Le 26 septembre, la commission des Lois du Sénat avait supprimé du projet de loi sur l’immigration cet article controversé introduisant la possibilité de recourir à des tests ADN pour les candidats au regroupement familial.
Cette décision doit toutefois être confirmée par un vote des sénateurs en séance publique lors de l’examen du texte en première lecture, qui doit commencer le 2 octobre.
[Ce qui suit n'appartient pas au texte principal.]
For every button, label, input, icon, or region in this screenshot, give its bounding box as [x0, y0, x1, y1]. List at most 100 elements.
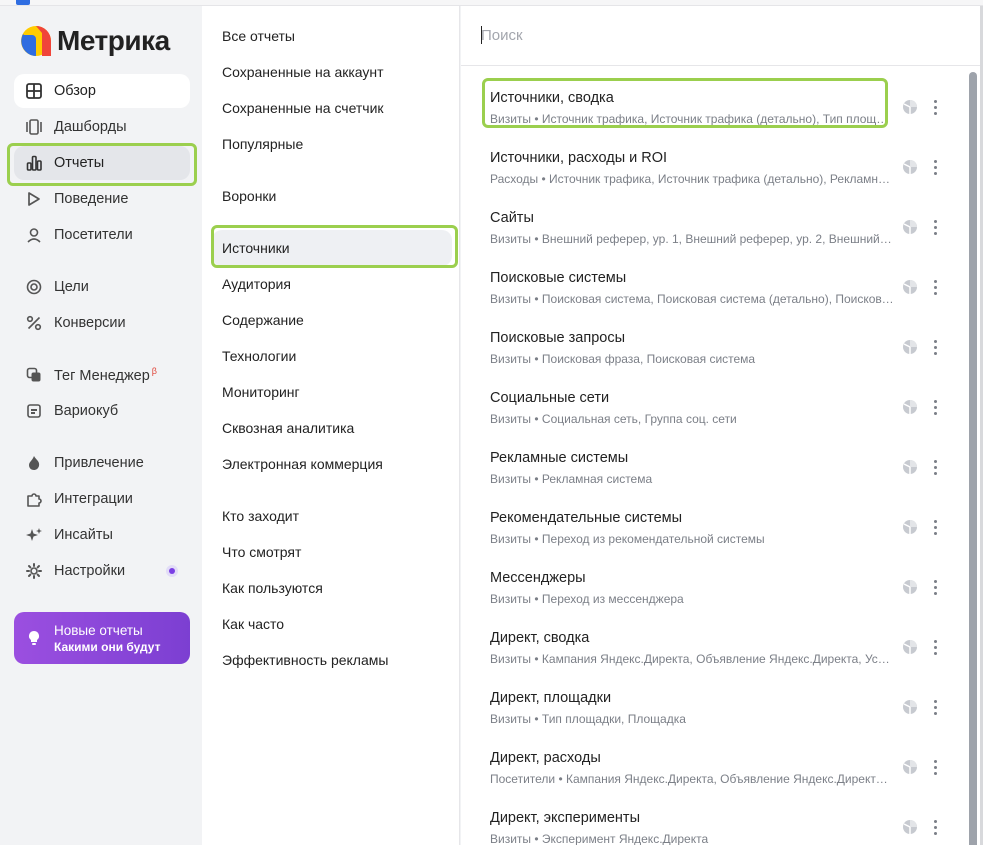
pie-chart-icon[interactable]: [902, 519, 918, 535]
category-audience[interactable]: Аудитория: [212, 266, 452, 302]
pie-chart-icon[interactable]: [902, 339, 918, 355]
more-vertical-icon[interactable]: [927, 336, 943, 358]
category-ecommerce[interactable]: Электронная коммерция: [212, 446, 452, 482]
report-row[interactable]: Директ, сводка Визиты • Кампания Яндекс.Д…: [461, 618, 966, 678]
scrollbar-thumb[interactable]: [969, 72, 977, 845]
sidebar-item-conversions[interactable]: Конверсии: [14, 306, 190, 340]
pie-chart-icon[interactable]: [902, 99, 918, 115]
report-row[interactable]: Директ, эксперименты Визиты • Эксперимент…: [461, 798, 966, 845]
sidebar-item-behavior[interactable]: Поведение: [14, 182, 190, 216]
category-how-they-use[interactable]: Как пользуются: [212, 570, 452, 606]
report-title[interactable]: Поисковые системы: [490, 270, 626, 286]
pie-chart-icon[interactable]: [902, 159, 918, 175]
sidebar-item-label: Поведение: [54, 191, 129, 207]
report-title[interactable]: Сайты: [490, 210, 534, 226]
report-row[interactable]: Источники, расходы и ROI Расходы • Источн…: [461, 138, 966, 198]
sidebar-item-label: Дашборды: [54, 119, 127, 135]
more-vertical-icon[interactable]: [927, 816, 943, 838]
report-title[interactable]: Источники, расходы и ROI: [490, 150, 667, 166]
pie-chart-icon[interactable]: [902, 459, 918, 475]
category-all-reports[interactable]: Все отчеты: [212, 18, 452, 54]
report-title[interactable]: Поисковые запросы: [490, 330, 625, 346]
report-title[interactable]: Рекламные системы: [490, 450, 628, 466]
sidebar-item-acquisition[interactable]: Привлечение: [14, 446, 190, 480]
sidebar-item-variocube[interactable]: Вариокуб: [14, 394, 190, 428]
more-vertical-icon[interactable]: [927, 276, 943, 298]
report-row[interactable]: Директ, площадки Визиты • Тип площадки, П…: [461, 678, 966, 738]
more-vertical-icon[interactable]: [927, 156, 943, 178]
promo-subtitle: Какими они будут: [54, 639, 161, 654]
tag-manager-icon: [25, 366, 43, 384]
sidebar-item-insights[interactable]: Инсайты: [14, 518, 190, 552]
report-subtitle: Посетители • Кампания Яндекс.Директа, Об…: [490, 772, 894, 786]
sidebar-item-integrations[interactable]: Интеграции: [14, 482, 190, 516]
pie-chart-icon[interactable]: [902, 759, 918, 775]
pie-chart-icon[interactable]: [902, 639, 918, 655]
category-popular[interactable]: Популярные: [212, 126, 452, 162]
more-vertical-icon[interactable]: [927, 96, 943, 118]
report-row[interactable]: Социальные сети Визиты • Социальная сеть,…: [461, 378, 966, 438]
sidebar-item-label: Отчеты: [54, 155, 105, 171]
category-saved-counter[interactable]: Сохраненные на счетчик: [212, 90, 452, 126]
report-title[interactable]: Мессенджеры: [490, 570, 586, 586]
category-ad-effectiveness[interactable]: Эффективность рекламы: [212, 642, 452, 678]
report-row[interactable]: Мессенджеры Визиты • Переход из мессендже…: [461, 558, 966, 618]
category-what-they-view[interactable]: Что смотрят: [212, 534, 452, 570]
sidebar-item-tag-manager[interactable]: Тег Менеджер β: [14, 358, 190, 392]
category-funnels[interactable]: Воронки: [212, 178, 452, 214]
sidebar-item-reports[interactable]: Отчеты: [14, 146, 190, 180]
report-title[interactable]: Социальные сети: [490, 390, 609, 406]
new-reports-promo-button[interactable]: Новые отчеты Какими они будут: [14, 612, 190, 664]
pie-chart-icon[interactable]: [902, 579, 918, 595]
sidebar-item-overview[interactable]: Обзор: [14, 74, 190, 108]
pie-chart-icon[interactable]: [902, 399, 918, 415]
report-subtitle: Визиты • Переход из рекомендательной сис…: [490, 532, 765, 546]
category-content[interactable]: Содержание: [212, 302, 452, 338]
report-title[interactable]: Директ, сводка: [490, 630, 589, 646]
report-row[interactable]: Директ, расходы Посетители • Кампания Янд…: [461, 738, 966, 798]
more-vertical-icon[interactable]: [927, 636, 943, 658]
sidebar-item-visitors[interactable]: Посетители: [14, 218, 190, 252]
more-vertical-icon[interactable]: [927, 216, 943, 238]
report-title[interactable]: Рекомендательные системы: [490, 510, 682, 526]
report-row[interactable]: Источники, сводка Визиты • Источник трафи…: [461, 78, 966, 138]
report-subtitle: Визиты • Эксперимент Яндекс.Директа: [490, 832, 709, 845]
more-vertical-icon[interactable]: [927, 456, 943, 478]
more-vertical-icon[interactable]: [927, 576, 943, 598]
pie-chart-icon[interactable]: [902, 699, 918, 715]
pie-chart-icon[interactable]: [902, 279, 918, 295]
category-who-visits[interactable]: Кто заходит: [212, 498, 452, 534]
category-how-often[interactable]: Как часто: [212, 606, 452, 642]
report-title[interactable]: Директ, площадки: [490, 690, 611, 706]
sidebar-item-goals[interactable]: Цели: [14, 270, 190, 304]
sidebar-item-label: Цели: [54, 279, 89, 295]
report-title[interactable]: Директ, расходы: [490, 750, 601, 766]
search-input[interactable]: [481, 22, 961, 48]
category-monitoring[interactable]: Мониторинг: [212, 374, 452, 410]
report-row[interactable]: Поисковые запросы Визиты • Поисковая фраз…: [461, 318, 966, 378]
report-row[interactable]: Сайты Визиты • Внешний реферер, ур. 1, Вн…: [461, 198, 966, 258]
report-subtitle: Визиты • Кампания Яндекс.Директа, Объявл…: [490, 652, 894, 666]
more-vertical-icon[interactable]: [927, 756, 943, 778]
logo[interactable]: Метрика: [20, 25, 170, 57]
sidebar-item-dashboards[interactable]: Дашборды: [14, 110, 190, 144]
sidebar-item-label: Обзор: [54, 83, 96, 99]
category-saved-account[interactable]: Сохраненные на аккаунт: [212, 54, 452, 90]
pie-chart-icon[interactable]: [902, 219, 918, 235]
category-technologies[interactable]: Технологии: [212, 338, 452, 374]
report-title[interactable]: Источники, сводка: [490, 90, 614, 106]
report-title[interactable]: Директ, эксперименты: [490, 810, 640, 826]
sidebar-item-label: Конверсии: [54, 315, 126, 331]
category-end-to-end-analytics[interactable]: Сквозная аналитика: [212, 410, 452, 446]
report-row[interactable]: Рекламные системы Визиты • Рекламная сист…: [461, 438, 966, 498]
scrollbar[interactable]: [969, 72, 977, 845]
report-subtitle: Расходы • Источник трафика, Источник тра…: [490, 172, 894, 186]
more-vertical-icon[interactable]: [927, 696, 943, 718]
pie-chart-icon[interactable]: [902, 819, 918, 835]
category-sources[interactable]: Источники: [212, 230, 452, 266]
more-vertical-icon[interactable]: [927, 396, 943, 418]
more-vertical-icon[interactable]: [927, 516, 943, 538]
sidebar-item-settings[interactable]: Настройки: [14, 554, 190, 588]
report-row[interactable]: Поисковые системы Визиты • Поисковая сист…: [461, 258, 966, 318]
report-row[interactable]: Рекомендательные системы Визиты • Переход…: [461, 498, 966, 558]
Un tel type de dispositif existe déjà dans onze pays d’Europe.
Le président du groupe UMP (droite) majoritaire à l’Assemblée nationale comme au Sénat, Jean-François Copé, avait auparavant souligné que les députés ne renonceraient pas à cette disposition sur les tests ADN, même si le Sénat la supprimait.
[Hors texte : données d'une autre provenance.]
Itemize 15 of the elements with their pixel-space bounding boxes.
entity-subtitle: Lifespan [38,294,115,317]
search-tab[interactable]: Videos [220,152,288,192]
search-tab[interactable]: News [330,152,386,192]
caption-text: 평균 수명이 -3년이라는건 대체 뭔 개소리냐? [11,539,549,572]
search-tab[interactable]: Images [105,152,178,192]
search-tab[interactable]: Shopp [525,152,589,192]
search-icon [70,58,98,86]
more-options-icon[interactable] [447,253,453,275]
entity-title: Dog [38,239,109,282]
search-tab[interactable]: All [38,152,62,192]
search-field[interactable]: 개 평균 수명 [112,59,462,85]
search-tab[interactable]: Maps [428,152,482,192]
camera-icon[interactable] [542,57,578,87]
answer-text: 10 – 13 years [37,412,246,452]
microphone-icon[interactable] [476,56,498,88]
Selon lui, ils en défendraient alors le maintien au sein d’une commission mixte paritaire, qui regroupe députés et sénateurs.
Cet article est combattu par l’opposition de gauche et a été vivement critiqué par des ONG, dont Amnesty international, des scientifiques et de nombreux journaux et représentants de la société civile au Maghreb comme en Afrique sub-saharienne.
Pour le Sénégal, pays pauvre de 11 millions d’habitants, l’émigration dans les pays occidentaux constitue souvent un « investissement » pour l’entourage du migrant, qui l’aide à financer son voyage en espérant obtenir en retour des transferts d’argent.
En septembre 2006, Nicolas Sarkozy, alors ministre de l’Intérieur et partisan d’une ligne dure sur l’immigration, avait signé à Dakar un accord qualifié d' »historique » avec le Sénégal sur « la gestion concertée des flux migratoires ».
En juillet 2006, le concept d' »immigration choisie », mis en avant par M. Sarkozy, avait provoqué une levée de boucliers en Afrique car pouvant favoriser un « exode des cerveaux » vers les pays du Nord.
Il avait été vivement critiqué par M. Wade avant que les deux hommes ne se mettent d’accord sur le qualificatif beaucoup plus consensuel d' »immigration concertée ».